Recently, news outlets have been covering two letters decrying antiracism work at two elite, private schools in New York City. In the first letter, Andrew Gutman, a white businessman, describes pulling his daughter out of Brearley School, citing the school’s “obsession with race”, and sending his letter to hundreds of families whose children are enrolled at the school. In the second letter, Paul Rossi, a teacher at Grace Church High School, criticizes the school for inducing “students via shame and sophistry to identify primarily with their race before their individual identities are fully formed.” In both cases, the authors tie their specific experiences at these two schools to a growing movement of antiracism throughout our society, which Gutman claims is creating “a generation of students taught to hate its own country and despise its history.”

Nothing could be further from how I have experienced antiracism work in my own organization, the Network for College Success, and the schools where our organization serves. I must acknowledge that I have neither visited these two New York schools nor spoken with anyone who attends or works at them, so I can not speak to the particulars of the work they are doing there. But I know that I have experienced antiracism work as meaningful and a means to build up both a community and its ability to address the needs of all of its members. 

At my job, we engage in focused antiracism work and have helped lead that work at our partner high schools. This involves meeting in racial affinity groups, where everyone comes together with those who claim a similar racial identity — white, Black, Latinx, Asian, Indigenous, and so on. In these groups, participants talk with one another and heal in ways that cannot occur in settings across race because of past and present racial trauma. After these race-alike conversations, the racial affinity groups come back together and share with one another across difference. 

This work can produce discomfort for all of us, but especially for us white people. In both the affinity setting and when we come back together, we white people experience and hear some truths that we might not normally hear, including how we have created harm ourselves connected to race. I hear echoes of this discomfort in the letters that Gutman and Rossi wrote — the desire to avoid hearing how we continue to cause harm through our small comments, through our hiring decisions, through our refusal to change the cultures of our schools and workplaces. This discomfort doesn’t mean that we should have negative feelings about ourselves or about white people as a whole, just that we must reckon with what has happened in the past that still reverberates now as well as what we continue to do. 

We should be familiar with this process of having time to reflect, then being able to share challenging feelings with others and grow in relationship. This process is what allows us to grow and deepen relationships in every area of our lives: with friends, with family members, and with romantic partners. We have to know ourselves, we have to trust other people, we have to share, and we have to listen to grow as individuals and in relationship. 

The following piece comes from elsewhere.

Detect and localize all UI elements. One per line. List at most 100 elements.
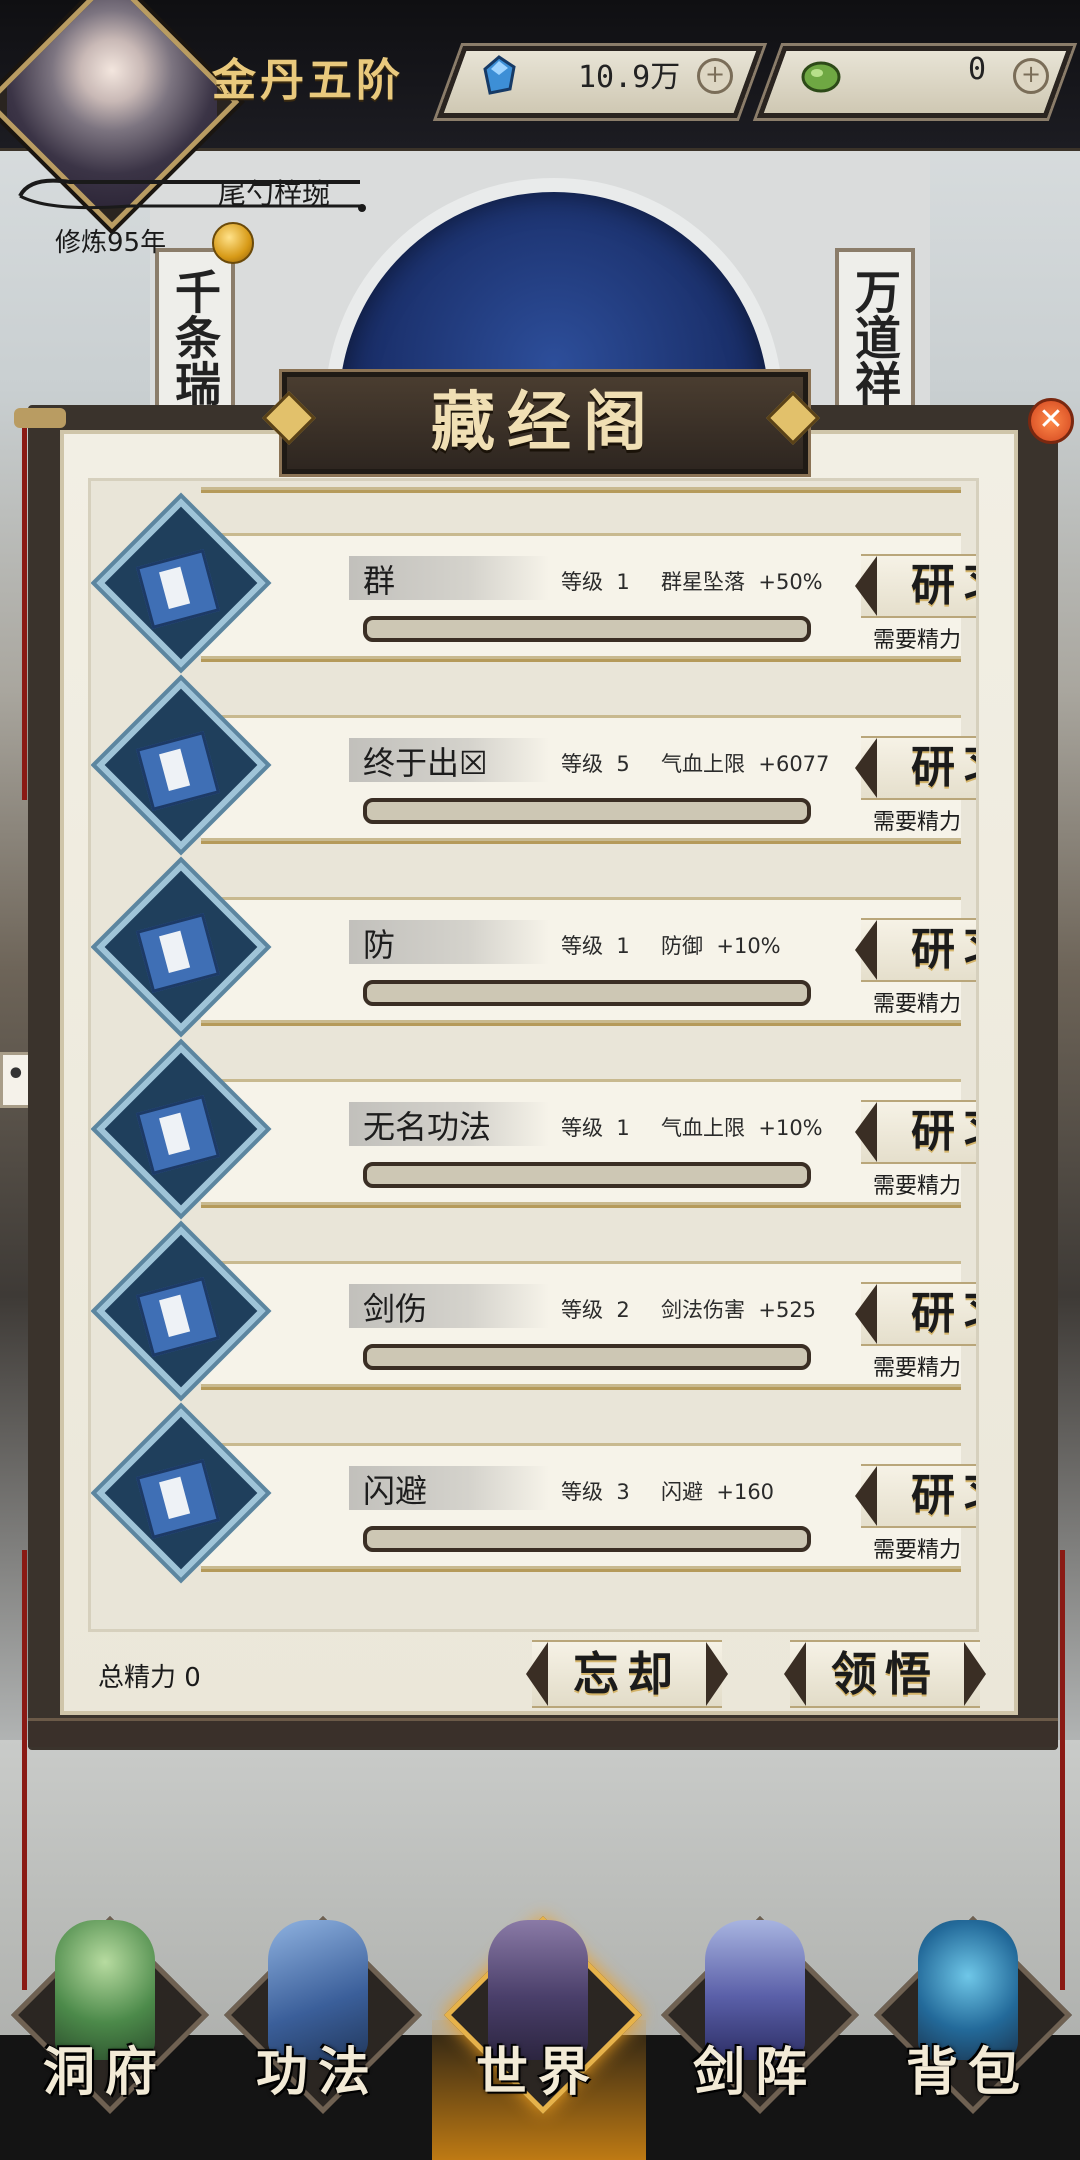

I have seen evidence of this growth in the schools where our organization works as well. In the schools that do this work with adults, the adults are more likely to be vulnerable with one another and share about their professional practices, which is what we must do if we want to learn about and improve teaching. And in schools that do this work with students, the students are able to bring more of themselves to school and hear more truths about and from their classmates and friends.

Building these relationships within and across groups is more important now than ever. Gutman claims in his letter about Brearley School, “We have not had systemic racism against Blacks in this country since the civil rights reforms of the 1960s, a period of more than 50 years,” which indicates to me that he has a very constrained view of what systemic racism is. Some in my community and around the country hold such views as well. Antiracism work that explicitly names and asks people to talk about their race and racial experience is the problem, they say. According to this group, racial discrimination may exist, but forcing discussions of race is just as problematic. It is hard for me to consider these sentiments without thinking about the shifting white views of Black Lives Matter and BLM protests. In June 2020, just after George Floyd was killed, 10% more white people supported Black Lives Matter than opposed the movement, but now that has flipped, with 10% more white people opposing than supporting. 

This is a crucial moment for racial justice in this country. In truth, we keep experiencing crucial moments — moments when we could make decisions that would move us toward a more equitable and fair society. The structures of antiracism work — coming together with others of your race to better understand your own ideas and impact, then joining with others across racial difference to share, create healthy conflict, and grow — are essential for us to do this work of building our individual, community, and national connections. It is through the vulnerability created by these structures that we can create true relationship and true justice.